Make sure all connections are clean. Then make dang sure the transmission is in neutral and that the tractor can't move. Jump from a hot B+ terminal somewhere directly to the energizing terminal on the solenoid. See if that cures your problem.
 
Battery cable connection are likely to be bad/dirty. Face it a diesel does not like cold weather so starting one with out a coolant heater and glow plugs etc are a mutt point since your not likely to get one to start till warmer. Plus being that cold the oil is very thick so you need to warm the engine a lot.
That all said check your cable connection. If you tried to much you may have fried the starter if you let it spin enough to get the starter hot
 
Get a volt meter check battery voltage while cranking should be at least 10v If ok check for a voltage drop between the + battery post and the starter should be zero or close. If not clean connections. Next check for voltage between the starter case and the - battery post this also should be zero. any voltage reading across a connection is a problem.
 
I did do an Ohm check on both of the battery cables which was 2 Ohms, then I removed and cleaned connections on both ends and the clicking noise still occurs when I turn the key.
 
Clicking of the solenoid is a sign of bad connections or a bad cable they can be bad and you not see it with your eyes or a meter. Ohms on a battery cable should read ZERO so either your meter is out of calibration or your cable is bad. Or the solenoid is bad. Try jumping the solenoid by taking a wire and go from the small stud on it to the battery cable side of it and see if it spins over. If it dose then you have a problem from there back to the battery. If a click still jumper across the big studs on the solenoid and see if it spins over. Be 1000% sure it is out of gear when doing these things
 
Bad ground most likely run the cable from the starter to the battery [ ground cable that is ] and make sure you have the big cables for both - and +
 
Check your battery voltage during cranking, even new batteries can go bad. A bad connection should get HOT, look for that.
 

my 7000 did the same thing this past july. It was the original starter finally going bad. $90 for a rebuild.
 

Bunch of things here. yes it needs good connections and correct sized cables. I have had connections that looked good at a glance but then I saw gray film and after cleaning it started. I have never had cables shrink on me. Fords don't care if they are sitting on dirt or concrete. They do however like the inside of a warm garage. Take the battery to your battery place and get it tested, then you have eliminated something All diesels ignite from compression, not spark so they need adequate cranking speed in order to ignite the fuel. if you have good battery, connections and engine temp of at least thirty degrees and it still cranks slow, take the starter off and check for worn bushings.
 
For one reason or another, your starter circuit can't get enough current through it to drive the starter with enough force. It could be a battery, cables, connections, starter, etc. Most likely, you have a bad connection somewhere if you have a new battery.

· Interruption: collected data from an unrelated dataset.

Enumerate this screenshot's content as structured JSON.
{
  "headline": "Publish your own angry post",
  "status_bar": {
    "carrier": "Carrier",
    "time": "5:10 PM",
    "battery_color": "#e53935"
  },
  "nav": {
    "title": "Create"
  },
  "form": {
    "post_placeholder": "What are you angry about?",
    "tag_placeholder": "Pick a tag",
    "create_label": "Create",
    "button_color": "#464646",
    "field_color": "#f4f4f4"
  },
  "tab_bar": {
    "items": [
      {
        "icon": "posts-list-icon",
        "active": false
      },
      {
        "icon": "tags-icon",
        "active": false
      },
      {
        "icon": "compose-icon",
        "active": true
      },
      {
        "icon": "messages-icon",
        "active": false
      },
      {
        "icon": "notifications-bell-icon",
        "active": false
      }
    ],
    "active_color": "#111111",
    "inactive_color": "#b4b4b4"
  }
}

By the way, doing a resistance check with an ohm meter on battery cables is a waste of time. That little meter can't push the same current that the starter can draw so your readings are irrelevant for ohms and resistance. Check your battery voltage and make sure it's over 12volts in standby, then check it as other's have mentioned when it's loaded with the starter. Make sure all battery connections are clean and tight at the battery, the starter and the ground. If you have those clamp on battery cable ends, that might be your issue. They suck!

If you haven't already, get yourself some really good heavy jumper cables. I make my own with 2 gauge braided cable and the best jumper clamps I can find that are rated for 600 amps or more.

The easiest way to figure out some stuff, would be to connect a known good battery with some super high current jumper cables as I mentioned above. Chances are, it will turn over well.

If it doesn't, you have more troubleshooting to do. It could be a starter, but I wouldn't go for that first. Battery, connections, cable size, etc are logically first.